I am a personal witness to the fact that he was resourceful, optimistic, and creative. He became and was my friend, and this is a deep source of gratification to me and to Mrs. Javits and our family.
Mrs. Javits, too, knew President Kennedy well and admired him greatly. She will, I know, always think of the president’s graciousness and the warmth of personal friendship which he exuded.
Only a week before his tragic passing, I saw him in the Oval Room at the White House when he accepted the report of the Advisory Committee on Medical Care for the Aged, in which Senator Anderson and I joined, and issued a statement offering encouragement and help.
He was vigorous and healthy and smiling and friendly — a complete human being, concerned about other human beings who were no longer as vigorous and not quite as healthy as they used to be.
This concern for the unfortunate by a many with all of the social graces and all the social status and as much power as America allows one man was what made him so much the symbol of the youth of our country. His wife, Jacqueline, who has given Americans so much reason to be very proud of her and of all American womanhood as she reflected in it, in these last mournful weeks, in the way she carried herself, has said the most beautiful tribute — that John F. Kennedy had the “hero idea of history,” and that she did not want people to forget John F. Kennedy — the man — and replace him with some shadowy figure in the history books.

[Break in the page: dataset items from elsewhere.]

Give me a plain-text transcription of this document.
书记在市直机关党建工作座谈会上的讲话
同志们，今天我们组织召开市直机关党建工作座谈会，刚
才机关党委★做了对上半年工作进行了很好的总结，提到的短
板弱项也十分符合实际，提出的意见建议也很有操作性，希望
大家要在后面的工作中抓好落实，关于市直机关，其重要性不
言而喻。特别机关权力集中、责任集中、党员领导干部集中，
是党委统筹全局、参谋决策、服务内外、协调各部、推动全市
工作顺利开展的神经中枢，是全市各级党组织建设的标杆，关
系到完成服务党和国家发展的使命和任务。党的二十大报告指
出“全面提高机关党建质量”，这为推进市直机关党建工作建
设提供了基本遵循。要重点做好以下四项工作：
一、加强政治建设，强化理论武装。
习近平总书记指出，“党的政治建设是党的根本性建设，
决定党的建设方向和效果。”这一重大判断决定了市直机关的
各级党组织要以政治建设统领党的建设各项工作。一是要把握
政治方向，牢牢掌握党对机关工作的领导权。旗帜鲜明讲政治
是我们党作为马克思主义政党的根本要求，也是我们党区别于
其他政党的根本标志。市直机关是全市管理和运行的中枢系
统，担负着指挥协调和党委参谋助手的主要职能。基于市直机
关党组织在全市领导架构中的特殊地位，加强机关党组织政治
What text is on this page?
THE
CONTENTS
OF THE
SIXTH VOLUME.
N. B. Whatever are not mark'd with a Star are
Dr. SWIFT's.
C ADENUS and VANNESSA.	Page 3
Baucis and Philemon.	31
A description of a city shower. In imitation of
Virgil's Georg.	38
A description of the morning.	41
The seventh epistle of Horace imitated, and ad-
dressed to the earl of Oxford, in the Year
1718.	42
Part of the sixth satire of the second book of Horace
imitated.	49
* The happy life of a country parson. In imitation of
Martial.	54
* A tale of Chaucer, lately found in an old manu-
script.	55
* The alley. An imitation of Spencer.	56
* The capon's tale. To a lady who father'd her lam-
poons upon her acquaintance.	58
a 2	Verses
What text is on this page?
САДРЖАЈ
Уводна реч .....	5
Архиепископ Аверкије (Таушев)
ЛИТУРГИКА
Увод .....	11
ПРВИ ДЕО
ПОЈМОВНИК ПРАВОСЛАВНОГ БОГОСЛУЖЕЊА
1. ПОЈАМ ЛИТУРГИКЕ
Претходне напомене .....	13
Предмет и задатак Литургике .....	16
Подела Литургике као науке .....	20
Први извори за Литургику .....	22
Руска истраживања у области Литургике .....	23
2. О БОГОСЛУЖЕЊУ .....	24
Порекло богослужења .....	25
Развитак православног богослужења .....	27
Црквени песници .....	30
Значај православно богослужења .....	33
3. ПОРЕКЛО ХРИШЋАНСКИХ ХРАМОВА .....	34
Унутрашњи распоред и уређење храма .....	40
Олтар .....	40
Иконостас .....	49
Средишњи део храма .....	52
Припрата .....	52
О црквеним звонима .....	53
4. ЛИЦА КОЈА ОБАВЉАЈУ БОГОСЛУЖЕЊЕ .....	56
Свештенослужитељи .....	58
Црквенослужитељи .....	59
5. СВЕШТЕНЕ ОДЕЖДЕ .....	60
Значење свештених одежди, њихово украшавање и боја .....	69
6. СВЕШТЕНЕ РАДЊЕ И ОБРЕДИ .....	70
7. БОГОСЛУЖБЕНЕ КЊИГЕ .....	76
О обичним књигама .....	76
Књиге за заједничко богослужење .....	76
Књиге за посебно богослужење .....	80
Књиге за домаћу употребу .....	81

She need not fear that. There are already thousands upon thousands of people in the world working to keep his memory alive. I have been privileged to join with many others in this body in cosponsoring a bill to rename the National Cultural Center and make it a living, vibrant memorial to this vibrant man who loved the arts. And with Senator Humphrey, I have joined in a bill establishing a commission to ensure that only the most appropriate memorials be created in his honor.
These are well-meaning, deeply sincere tokens — necessary, but still tokens. In reality it will be John F. Kennedy’s youthful freshness in his aspirations for our country that will keep his memory fresh.
In a real sense we, his former colleagues in the Congress, are the only ones with the power to write words which can transform these aspirations into memorials with meaning. We can write legislative acts, like a meaningful civil rights law, which would consecrate and perpetuate John F. Kennedy’s love for personal and national dignity. We can exorcise from our country — and the American people are doing that even now — those extremes of hatred and disbelief in public affairs which create a climate in which terrible acts become much more likely.
Acts such as these will be his final memorials. It is within our power to establish them. Perhaps his noblest memorial is that he would have wanted such memorials almost as no others.
So, in common with my colleagues in this solemn service — and that is what this is today — I bespeak for Mrs. Javits and my children — and I would place their names in the Record, so that as they read this Record when they grow up, I hope they will read their names in it and see that their father spoke with deep sympathy — Joy, Joshua, and Carla, to Mrs. Kennedy and the children, and to the president’s father and mother and his brothers and sisters and their families our deepest sympathy on this terrible bereavement, for our nation and for all mankind, and in the deep expectation that flowers will grow from his grave for the benefit of man.”